I took a few hours off the other day (off from what?) to drive across town to the downtown Saint Paul Public Library, where the Rose Ensemble, perhaps our most distinguished local vocal group, was giving a free concert sponsored by the Friends of the Library.
One architectural historian describes that splendid building on Rice Park, recently renamed in honor of former mayor George Latimer, as the premier Beaux Arts building in the Twin Cities, superior to both the state capitol and the Minneapolis Institute of Arts in design. I wouldn't know about that, but I might point out that it's smaller than those other buildings, and its various reading rooms can seem simultaneously classical and intimate.
The performance was held in the magazine room on the third floor. The program was Il Poverello: Medieval and Renaissance Music for St. Francis of Assisi. I arrived early, threw my jacket across a seat on the center aisle in the first row, then wandered over to the magazine rack to pick up a copy of The Atlantic Monthly that contained an article about the early career of Joseph Stalin, who graduated with honors from seminary but developed theories of politics and human nature quite different from the ones St. Francis espoused.
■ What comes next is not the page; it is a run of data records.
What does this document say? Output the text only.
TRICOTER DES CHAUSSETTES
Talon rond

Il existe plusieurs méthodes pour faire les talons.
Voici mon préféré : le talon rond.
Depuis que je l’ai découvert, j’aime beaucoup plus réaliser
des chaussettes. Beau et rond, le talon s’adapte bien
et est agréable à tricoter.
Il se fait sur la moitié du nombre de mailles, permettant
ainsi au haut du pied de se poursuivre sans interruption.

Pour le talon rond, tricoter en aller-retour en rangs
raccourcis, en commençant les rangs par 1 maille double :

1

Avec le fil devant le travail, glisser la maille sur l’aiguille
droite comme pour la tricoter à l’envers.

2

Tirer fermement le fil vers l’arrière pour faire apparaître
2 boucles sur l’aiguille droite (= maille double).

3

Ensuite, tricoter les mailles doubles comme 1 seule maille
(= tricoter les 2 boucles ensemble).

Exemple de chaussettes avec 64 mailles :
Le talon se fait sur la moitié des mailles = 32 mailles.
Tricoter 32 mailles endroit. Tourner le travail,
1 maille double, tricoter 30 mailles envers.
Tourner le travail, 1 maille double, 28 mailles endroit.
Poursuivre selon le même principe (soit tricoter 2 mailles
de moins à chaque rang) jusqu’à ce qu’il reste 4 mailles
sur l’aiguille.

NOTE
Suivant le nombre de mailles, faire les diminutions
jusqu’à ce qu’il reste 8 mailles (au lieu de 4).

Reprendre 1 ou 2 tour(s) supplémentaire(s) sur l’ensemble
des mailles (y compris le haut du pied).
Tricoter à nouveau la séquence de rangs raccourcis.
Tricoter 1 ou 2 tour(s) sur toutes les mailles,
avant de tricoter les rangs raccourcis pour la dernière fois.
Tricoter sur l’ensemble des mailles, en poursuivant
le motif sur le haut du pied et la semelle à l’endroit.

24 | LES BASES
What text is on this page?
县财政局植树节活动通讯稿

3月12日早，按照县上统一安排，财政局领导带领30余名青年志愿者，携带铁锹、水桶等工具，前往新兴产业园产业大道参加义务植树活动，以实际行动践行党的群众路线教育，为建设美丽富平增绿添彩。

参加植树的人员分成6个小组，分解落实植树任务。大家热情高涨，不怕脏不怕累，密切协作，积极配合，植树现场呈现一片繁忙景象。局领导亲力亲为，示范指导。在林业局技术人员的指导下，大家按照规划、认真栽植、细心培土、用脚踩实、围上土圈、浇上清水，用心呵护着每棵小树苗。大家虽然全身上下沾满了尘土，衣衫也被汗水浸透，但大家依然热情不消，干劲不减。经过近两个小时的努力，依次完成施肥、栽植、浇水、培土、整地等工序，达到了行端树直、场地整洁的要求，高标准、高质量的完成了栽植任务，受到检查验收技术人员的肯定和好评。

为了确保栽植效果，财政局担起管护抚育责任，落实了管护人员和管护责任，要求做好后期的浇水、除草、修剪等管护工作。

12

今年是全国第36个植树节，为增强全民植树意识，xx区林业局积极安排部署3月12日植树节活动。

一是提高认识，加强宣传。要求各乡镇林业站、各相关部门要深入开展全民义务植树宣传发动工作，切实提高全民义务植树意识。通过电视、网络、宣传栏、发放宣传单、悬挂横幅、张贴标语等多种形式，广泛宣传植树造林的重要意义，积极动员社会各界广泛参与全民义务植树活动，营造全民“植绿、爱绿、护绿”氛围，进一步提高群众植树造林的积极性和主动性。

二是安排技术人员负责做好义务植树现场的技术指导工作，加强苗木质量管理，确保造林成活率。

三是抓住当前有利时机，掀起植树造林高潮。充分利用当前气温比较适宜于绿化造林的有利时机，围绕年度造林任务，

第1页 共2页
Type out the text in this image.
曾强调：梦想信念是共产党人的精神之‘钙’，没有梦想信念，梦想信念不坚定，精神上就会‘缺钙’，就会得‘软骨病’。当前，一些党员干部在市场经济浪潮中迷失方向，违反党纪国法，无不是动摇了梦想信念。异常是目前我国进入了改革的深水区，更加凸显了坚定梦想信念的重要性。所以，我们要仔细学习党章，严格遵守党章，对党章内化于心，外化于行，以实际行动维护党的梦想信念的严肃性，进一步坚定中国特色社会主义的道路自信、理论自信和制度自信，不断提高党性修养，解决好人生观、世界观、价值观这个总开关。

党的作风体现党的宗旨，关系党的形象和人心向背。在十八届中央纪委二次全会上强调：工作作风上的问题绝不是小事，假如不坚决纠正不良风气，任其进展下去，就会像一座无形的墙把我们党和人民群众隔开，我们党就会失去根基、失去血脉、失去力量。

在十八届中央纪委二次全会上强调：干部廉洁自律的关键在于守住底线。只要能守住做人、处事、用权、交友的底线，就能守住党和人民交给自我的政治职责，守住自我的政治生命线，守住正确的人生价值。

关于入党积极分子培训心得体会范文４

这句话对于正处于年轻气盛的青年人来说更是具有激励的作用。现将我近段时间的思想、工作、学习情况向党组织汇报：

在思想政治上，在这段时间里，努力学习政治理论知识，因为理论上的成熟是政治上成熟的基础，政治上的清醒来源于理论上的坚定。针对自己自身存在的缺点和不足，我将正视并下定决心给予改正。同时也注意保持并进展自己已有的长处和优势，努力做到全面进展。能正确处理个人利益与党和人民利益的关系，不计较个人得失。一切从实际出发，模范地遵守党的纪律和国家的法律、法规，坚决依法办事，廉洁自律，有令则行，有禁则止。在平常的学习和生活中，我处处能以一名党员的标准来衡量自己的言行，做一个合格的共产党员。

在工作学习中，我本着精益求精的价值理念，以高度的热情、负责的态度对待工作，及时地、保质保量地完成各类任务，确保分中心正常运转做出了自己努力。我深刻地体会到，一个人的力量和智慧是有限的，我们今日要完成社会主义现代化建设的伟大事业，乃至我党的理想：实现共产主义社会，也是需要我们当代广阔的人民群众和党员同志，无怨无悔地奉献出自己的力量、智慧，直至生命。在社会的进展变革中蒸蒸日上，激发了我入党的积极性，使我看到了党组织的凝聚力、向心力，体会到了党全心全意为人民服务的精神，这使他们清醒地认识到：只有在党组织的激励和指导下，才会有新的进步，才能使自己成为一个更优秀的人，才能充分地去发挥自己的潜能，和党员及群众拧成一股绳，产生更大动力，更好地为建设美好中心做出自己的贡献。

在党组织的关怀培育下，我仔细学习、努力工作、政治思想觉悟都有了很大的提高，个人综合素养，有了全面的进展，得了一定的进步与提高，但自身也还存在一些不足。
Counting the tiles on the floor, I determined that I was sitting eight feet from the performers. When they struck the first chord of their opening number, tears came to my eyes. The voices are rich, strong, confident, and pitch-perfect. The singers invariably start and stop at the same time. It all sounds so simple...
The program ranged from medieval plainchant to sixteenth-century motets, as I recall. That's quite a spread. Several were by a composer I'd never heard of, Johannes Ciconia. He was described by the woman who introduced the first of his numbers as Franco-Italian, and that reminded me of how impressed I was, visiting Assisi years ago, with the beautiful Romanesque (that is the say, French-inspired) churches in the upper town. We sometimes think of the Italian Renaissance as bursting out of nothing, but of course there are medieval French antecedents everywhere.
For that matter, the name Francis basically means "Frenchy."
Ciconia himself, I later learned, was born in Liege. His father, however, lived for many years in Avignon, where he was a clerk for Pope Clement VI's nephew's wife. Perhaps he knew Petrarch?
All of this doesn't matter much. What does matter is that musical forms at the time were very strange and interesting—far more interesting than the sonata form. The members of the ensemble sang one song in which two vocal lines move forward, not only out of synch with one another rhythmically but also with different lyrics.
Jordan Sramek, the ensemble's founder and director, did a good job of introducing the numbers, explaining why they had been composed, and what the odd musical instruments involved were--the rebec, the vielle, and the hurdy-gurdy. His patter would have been suitable for children, but contained nuggets of interest for adults, too.
For example, I once told a woman on a plane that I preferred Machaut to Dufay. "Oh, then you must love the hocket," she replied. I have been wondering for the last quarter-century what a hocket is. I found out that afternoon.
But the music itself is the main thing, and it was rich and varied. It might have been my imagination, but it seemed to me that even some of the monophonic chants bifurcated into harmonic passages from time to time. And at just the right moment, when the power of the clear, strong, male voices--incuding the astonishingly rich and yet warm and friendly bass of Mark Dietrich--almost seemed to encroach a little, soprano Kim Sueoka appeared to execute a fluttering solo soprano number accompanied by Ginna Watson on a miniature harp.
Radiant light, strong and vigorous in love,
Saint Francis, you always had a noble manner.
Such was your angelic manner in contemplation
That you were lifted bodily into the air by willing it.
As I listened, I looked up at the terracotta ceilings of the Magazine Room, colorfully glazed in imitation of Renaissance patterns that were based, no doubt, on antique models. An entire history of beauty and love and nobility and sacrifice had come alive—or little parts of it, at any rate—in the rich sounds coming from the performers standing just a few feet in front of me.
St. Francis was right. Stalin was wrong. Let's all relax and sing, or at the very least enjoy the music all around us ...
I was eager to rush home and sustain the mood by taking another look at Dante or Petrarch, or the Little Flowers of St. Francis himself. And after a brief interlude pondering who deflated the footballs during the AFC title game, I did just that.
When Hilary got home we slid a frozen pizza into the oven (very Italian!) cracked open a bottle of wine, and settled into Dante's Paradiso. We made it to Canto Four before losing our way in all the wonderment as Beatrice attempts to explain to Dante what he is seeing as he "flies" toward outer space:
She sighed with pity when she heard my question
and looked at me the way a mother might
hearing her child in his delirium:
"Among all things, however disparate,
there reigns an order, and this gives the form
that makes the universe resemble God...
You should, in all truth, be no more amazed
at your flight up than at the sight of water
that rushes down a mountain to its base."